由于各因素的取值不同,且较为复杂,为了后续评估计算的方便,在此对基本指标进行数据标准化。根据评价因素对塔材强度的影响程度不同分为五个等级,分别为Ⅰ、Ⅱ、Ⅲ、Ⅳ、Ⅴ,等级Ⅰ表示对塔材实际强度影响很小,等级Ⅱ表示对塔材实际强度影响较小,等级Ⅲ表示对塔材实际强度影响中等,等级Ⅳ表示对塔材实际强度影响较大,等级Ⅴ表示对塔材实际强度影响很大。下面以气象区为例建立气象区评价量化标准。Since the values of each factor are different and complex, for the convenience of subsequent evaluation and calculation, the basic indicators are standardized here. According to the degree of influence of evaluation factors on the strength of tower materials, it is divided into five grades, namely Ⅰ, Ⅱ, Ⅲ, Ⅳ, and Ⅴ. Grade Ⅰ means that it has little influence on the actual strength of tower materials, and grade Ⅱ means that it has little influence on the actual strength of tower materials. Smaller, grade Ⅲ means that it has a moderate influence on the actual strength of the tower material, grade Ⅳ means that it has a greater influence on the actual strength of the tower material, and grade Ⅴ means that it has a great influence on the actual strength of the tower material. The meteorological area is taken as an example to establish the quantitative standard for the evaluation of the meteorological area.

由全国典型气象区库建立气象区条件的评价标准,得出气象区评价量化标准,见表1。The evaluation criteria of meteorological region conditions are established from the national typical meteorological region database, and the quantitative standard of meteorological region evaluation is obtained, as shown in Table 1.

表1气象区评价量化标准Table 1 Quantitative standards for meteorological region evaluation

(2)粗糙集进行属性约简:(2) Rough set for attribute reduction:

基本指标体系的因素较多,可能会存在因素冗余的问题,在不影响评价结果的基础上,为了不让评价过程复杂化,将对基本指标体系进行约简。样本测试数据如表2所示,为了便于计算简化,以Ⅱ的指标值作为各最初评价指标的阀值,满足Ⅱ的指标值则为1,否则为0,则由表2和表3数据进行数据离散化,便可得出最初评价指标信息,见表3。There are many factors in the basic index system, and there may be redundant factors. On the basis of not affecting the evaluation results, in order not to complicate the evaluation process, the basic index system will be reduced. The sample test data is shown in Table 2. In order to facilitate the calculation and simplification, the index value of II is used as the threshold value of each initial evaluation index. If the index value of II is satisfied, it is 1, otherwise it is 0, and the data in Table 2 and Table 3 are used. By discretizing the data, the initial evaluation index information can be obtained, as shown in Table 3.

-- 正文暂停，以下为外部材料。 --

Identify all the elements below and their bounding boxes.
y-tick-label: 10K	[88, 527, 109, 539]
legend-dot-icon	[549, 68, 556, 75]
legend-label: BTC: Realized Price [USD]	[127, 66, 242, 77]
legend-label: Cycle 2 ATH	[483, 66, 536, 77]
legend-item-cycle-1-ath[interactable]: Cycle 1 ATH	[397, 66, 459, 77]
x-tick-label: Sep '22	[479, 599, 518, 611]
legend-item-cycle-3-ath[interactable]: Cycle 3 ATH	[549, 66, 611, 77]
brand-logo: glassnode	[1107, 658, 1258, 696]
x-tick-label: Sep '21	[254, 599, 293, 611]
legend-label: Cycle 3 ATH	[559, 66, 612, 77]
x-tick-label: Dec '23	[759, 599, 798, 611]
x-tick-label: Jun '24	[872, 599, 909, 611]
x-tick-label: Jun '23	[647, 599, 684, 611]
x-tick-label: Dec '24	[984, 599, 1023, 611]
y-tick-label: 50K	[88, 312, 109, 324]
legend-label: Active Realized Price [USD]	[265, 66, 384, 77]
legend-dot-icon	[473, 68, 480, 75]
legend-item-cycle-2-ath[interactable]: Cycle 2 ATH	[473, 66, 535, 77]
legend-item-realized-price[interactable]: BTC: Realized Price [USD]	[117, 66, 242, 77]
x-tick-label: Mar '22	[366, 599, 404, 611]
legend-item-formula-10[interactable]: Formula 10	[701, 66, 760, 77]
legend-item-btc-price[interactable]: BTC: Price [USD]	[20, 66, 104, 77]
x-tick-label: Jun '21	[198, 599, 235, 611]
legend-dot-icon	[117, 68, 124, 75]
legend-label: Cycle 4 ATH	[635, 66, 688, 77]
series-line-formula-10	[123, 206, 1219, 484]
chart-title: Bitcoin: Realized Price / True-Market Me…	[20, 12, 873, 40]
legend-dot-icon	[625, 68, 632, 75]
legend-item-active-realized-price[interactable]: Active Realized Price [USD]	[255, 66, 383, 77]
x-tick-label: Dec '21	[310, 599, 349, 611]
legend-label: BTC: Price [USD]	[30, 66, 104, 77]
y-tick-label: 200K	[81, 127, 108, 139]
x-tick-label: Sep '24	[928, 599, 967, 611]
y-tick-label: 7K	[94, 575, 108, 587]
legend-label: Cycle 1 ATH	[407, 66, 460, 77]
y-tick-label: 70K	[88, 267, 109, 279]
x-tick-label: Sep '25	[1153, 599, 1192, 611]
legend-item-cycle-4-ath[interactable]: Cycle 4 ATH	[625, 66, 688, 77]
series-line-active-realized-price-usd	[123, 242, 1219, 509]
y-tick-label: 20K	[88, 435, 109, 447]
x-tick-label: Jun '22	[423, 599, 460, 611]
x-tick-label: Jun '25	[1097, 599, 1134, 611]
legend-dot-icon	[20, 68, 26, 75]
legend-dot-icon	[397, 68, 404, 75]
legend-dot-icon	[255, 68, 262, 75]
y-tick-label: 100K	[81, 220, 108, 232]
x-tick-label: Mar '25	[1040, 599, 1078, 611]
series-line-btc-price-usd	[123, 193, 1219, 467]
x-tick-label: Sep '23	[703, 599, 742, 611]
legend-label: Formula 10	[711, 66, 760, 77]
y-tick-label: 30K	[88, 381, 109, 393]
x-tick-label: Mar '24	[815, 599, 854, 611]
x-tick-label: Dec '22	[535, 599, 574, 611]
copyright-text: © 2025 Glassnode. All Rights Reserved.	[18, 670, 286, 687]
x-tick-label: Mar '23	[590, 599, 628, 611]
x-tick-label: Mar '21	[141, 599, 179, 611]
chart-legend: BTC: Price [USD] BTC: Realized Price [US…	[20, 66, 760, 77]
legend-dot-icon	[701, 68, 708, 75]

表2样本测试数据Table 2 sample test data

表3样本数据离散化Table 3 Discretization of sample data

根据粗糙集理论,对表4进行属性重要度约简:According to the rough set theory, attribute importance reduction is performed on Table 4:

U/R={{1,7},{2,4},{3,6,8},{5}}U/R={{1,7},{2,4},{3,6,8},{5}}

U/(R-{u11})={{1,3,5,7,8},{2,4}}U/(R-{u 11 })={{1,3,5,7,8},{2,4}}

U/(R-{u12})={{1,2,4,5,7},{3,6,8}}U/(R-{u 12 })={{1,2,4,5,7},{3,6,8}}

U/(R-{u13})={{1,7},{2,4},{3,6,8},{5}}U/(R-{u 13 })={{1,7},{2,4},{3,6,8},{5}}

U/(R-{u14})={{1,5,7},{2,4},{3,6,8}}U/(R-{u 14 })={{1,5,7},{2,4},{3,6,8}}

U/(R-{u15})={{1,7},{2,4},{3,6,8},{5}}U/(R-{u 15 })={{1,7},{2,4},{3,6,8},{5}}

U/(R-{u13,u15})={{1,7},{2,4},{3,6,8},{5}}U/(R-{u 13 ,u 15 })={{1,7},{2,4},{3,6,8},{5}}

U/R≠U/(R-{u11})U/R≠U/(R-{u 11 })

U/R≠U/(R-{u12})U/R≠U/(R-{u 12 })

U/R≠U/(R-{u14})U/R≠U/(R-{u 14 })

U/R=U/(R-{u13})=U/(R-{u15})=U/(R-{u13,u15})U/R=U/(R-{u 13 })=U/(R-{u 15 })=U/(R-{u 13 ,u 15 })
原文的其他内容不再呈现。